Form factor effects in a Higgs portal pionic dark matter model

Okawa, Shohei (Nagoya University)

Abstract:

It is an interesting possibility that dark matter interacts the SM particles only through the Higgs portal. If we consider a QCD-like strong interaction in the hidden sector, the pseudo Nambu-Goldstone bosons resulting from the spontaneous chiral symmetry breaking are the lightest hadrons in the hidden sector and thus can be the dark matter, which we call the dark pions. In this presentation, we will show that the portal interaction between the Higgs and the dark pions is related to pion scalar form factor and the enhancement effects of the portal interaction by this form factor tend to relax the constraint on the dark matter mass.

Unification of SUSY breaking and GUT breaking

Omura, Yuji (Nagoya Univ.)

Abstract:

We build explicit supersymmetric unification models where grand unified gauge symmetry breaking and supersymmetry (SUSY) breaking are caused by the same sector. Besides, the SM-charged particles are also predicted by the symmetry breaking sector, and they give the soft SUSY breaking terms through the so-called gauge mediation. We investigate the mass spectrums in an explicit model with SU(5) and additional gauge groups, and discuss its phenomenological aspects. Especially, nonzero A-term and B-term are generated at one-loop level according to the mediation via the vector superfields, so that the electro-weak symmetry breaking and 125 GeV Higgs mass may be achieved by the large B-term and A-term even if the stop mass is around 1 TeV.

Finite-temperature study of eight-flavor SU(3) gauge theory

Schaich, David (Syracuse University)

Abstract:

Lattice explorations of the phase structure of strongly coupled gauge theories can provide important insight into the chiral dynamics of these systems. With the Lattice Strong Dynamics Collaboration we have investigated finite-temperature transitions of SU(3) gauge theory with Nf=8 light flavors on lattice volumes up to 48^3x24. In stark contrast to QCD, we find that these transitions run into a lattice phase before reaching the chiral limit. This indicates an absence of spontaneous chiral symmetry breaking even at fairly strong renormalized couplings g^2~20.

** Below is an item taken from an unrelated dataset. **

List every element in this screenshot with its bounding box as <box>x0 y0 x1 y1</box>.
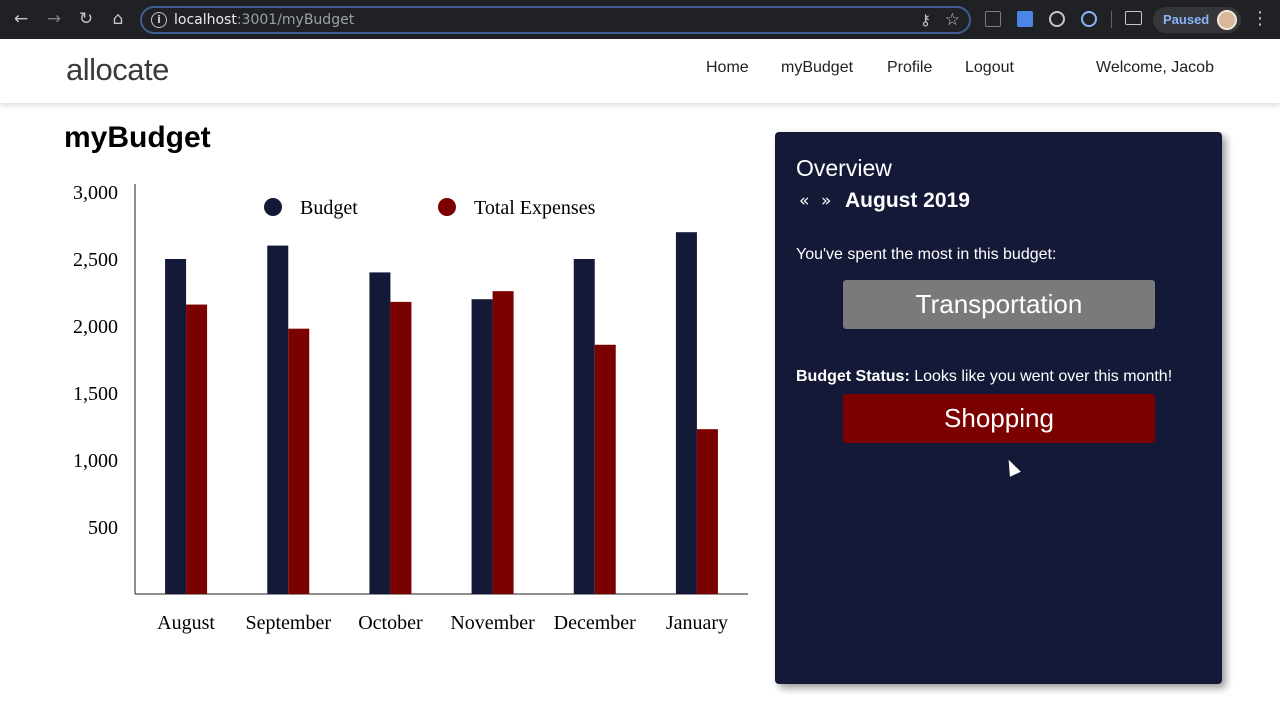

Schwinger-Dyson Study for Conformal/Walking Dynamics with UV and IR Cutoffs

Shibata, Akihiro (Computing Research Center, High Energy Accelerator Research Organization (KEK))

Abstract:

Motivated by recent study of lattice Monte Carlo simulations, we study conformal/walking dynamics in many flavor QCD by using Schwinger-Dyson (SD) equation for a two-loop ladder approximation
with infrared (IR) and ultra violet (UV) cutoffs.
In this presentation, we numerically and analytically investigate the IR- and UV- cutoff effects for the dynamical mass generation. We demonstrate that due to the IR cutoff the artificially suppression of the mass anomalous dimension, the fake conformality and so on.
We further investigate the cutoff dependence of the mass anomalous dimension and give the SD-based formulas of a finite-size hyper scaling (FSHS). The formulas allow us to handle the difficulty in study on the finite volume lattice, and lead to the reliable $\gamma_m$ even in the presence of the IR-cutoff effects.

Sizable D-term contribution as a sigunature of E6×SU(2)F×U(1)A SUSY GUT model

Shigekami, Yoshihiro (Nagoya University)

Abstract:

We show that the sizable D-term contributions to the sfermion mass spectrum can be signatures of a certain grand unified theory (GUT), E6×SU(2)F×U(1)A GUT. Note that these D-term contributions destroy the degeneracy of sfermion masses among different generations in this model. This is different from previous works, which have argued for the D-term contributions, which destroy the degeneracy of masses only between sfermions with different quantum charges, as a signature of GUT with a larger rank unification group. Such D-terms are strongly constrained by the flavor-changing neutral current processes if the SUSY breaking scale is the weak scale. However, in E6×SU(2)F×U(1)A, a natural SUSY-type sfermion mass spectrum is obtained, and if the sfermion masses of third generation of 10 are larger than O(1TeV) to realize the 126 GeV Higgs and the other sfermion masses are O(10TeV), then a sizable D-term contribution is allowed. If these D-terms can be observed in future experiments, like the 100 TeV proton collider or muon collider, we may confirm the E6×SU(2)F×U(1)A GUT.